# Thread: simple integrating factors problem.. cant see what im doing wrong

1. ## simple integrating factors problem.. cant see what im doing wrong

y'+2y=2-e^(-4t)

this is about as simple as they come.. my integrating factor is e^2t.. after multiplying through i can seperate into product rule, etc. but, when i integrate the right side there's that 2 there.. thats always going to yield a t term when integrated.. however the answer doesnt have that.. its
y(t) = C e^(-2 t)+e^(-4 t)/2+1

what happens to the t? or what am i doing wrong?

also, 1 more thing ( if youd be so kind), i got this example from http://tutorial.math.lamar.edu/Class...ersMethod.aspx

its the first example.. eulers wasnt too well went over in my class, and (apart from not understanding where the solution to initial problem comes from, which i really should know), im not positive how they go about getting the values for .2,.3, etc. i can follow his work to get .9 as the answer to .1, but he skips over hot to get the rest.. i dont see how the first can be a nice clean .9, but the rest are super long decimals. where does he go next?

really appreciate some quick help with this as i got a final coming up in a little more than 24 hours -_-

2. Originally Posted by twostep08
y'+2y=2-e^(-4t)

this is about as simple as they come.. my integrating factor is e^2t.. after multiplying through i can seperate into product rule, etc. but, when i integrate the right side there's that 2 there.. thats always going to yield a t term when integrated.. however the answer doesnt have that.. its
y(t) = C e^(-2 t)+e^(-4 t)/2+1

what happens to the t? or what am i doing wrong?

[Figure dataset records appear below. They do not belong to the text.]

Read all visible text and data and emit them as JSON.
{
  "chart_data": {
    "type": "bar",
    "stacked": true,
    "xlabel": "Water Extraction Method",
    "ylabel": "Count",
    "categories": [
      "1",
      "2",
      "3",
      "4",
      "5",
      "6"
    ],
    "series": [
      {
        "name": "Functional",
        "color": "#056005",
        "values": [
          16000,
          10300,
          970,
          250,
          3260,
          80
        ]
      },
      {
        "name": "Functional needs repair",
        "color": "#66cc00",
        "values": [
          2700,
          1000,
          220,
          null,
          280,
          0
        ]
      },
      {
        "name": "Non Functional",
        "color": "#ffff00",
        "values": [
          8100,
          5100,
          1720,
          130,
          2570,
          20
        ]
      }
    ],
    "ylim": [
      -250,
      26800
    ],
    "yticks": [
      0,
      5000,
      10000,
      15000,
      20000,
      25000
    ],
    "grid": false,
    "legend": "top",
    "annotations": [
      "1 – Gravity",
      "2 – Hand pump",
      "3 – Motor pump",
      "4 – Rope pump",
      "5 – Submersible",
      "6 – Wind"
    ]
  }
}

also, 1 more thing ( if youd be so kind), i got this example from Pauls Online Notes : Differential Equations - Euler's Method

its the first example.. eulers wasnt too well went over in my class, and (apart from not understanding where the solution to initial problem comes from, which i really should know), im not positive how they go about getting the values for .2,.3, etc. i can follow his work to get .9 as the answer to .1, but he skips over hot to get the rest.. i dont see how the first can be a nice clean .9, but the rest are super long decimals. where does he go next?

really appreciate some quick help with this as i got a final coming up in a little more than 24 hours -_-
The answer is $e^{-2t} \int e^{2t} \left( 2 - e^{-4t} \right) \, dt$, which integrates just fine to give the correct answer. Without seeing all your working I cannot say what error(s) you have made.

3. just found my mistake.. i forgot to multiple the right side too :/

anyways, thats the first part of this question (the above is the initial condition when y(0)=1:
Use Euler’s Method with a step size of h = 0.1 to find approximate values of the solution at t = 0.1, 0.2, 0.3, 0.4, and 0.5. Compare them to the exact values of the solution as these points.

i see what they did to approximate t=.1, but i cant understand how to do the others..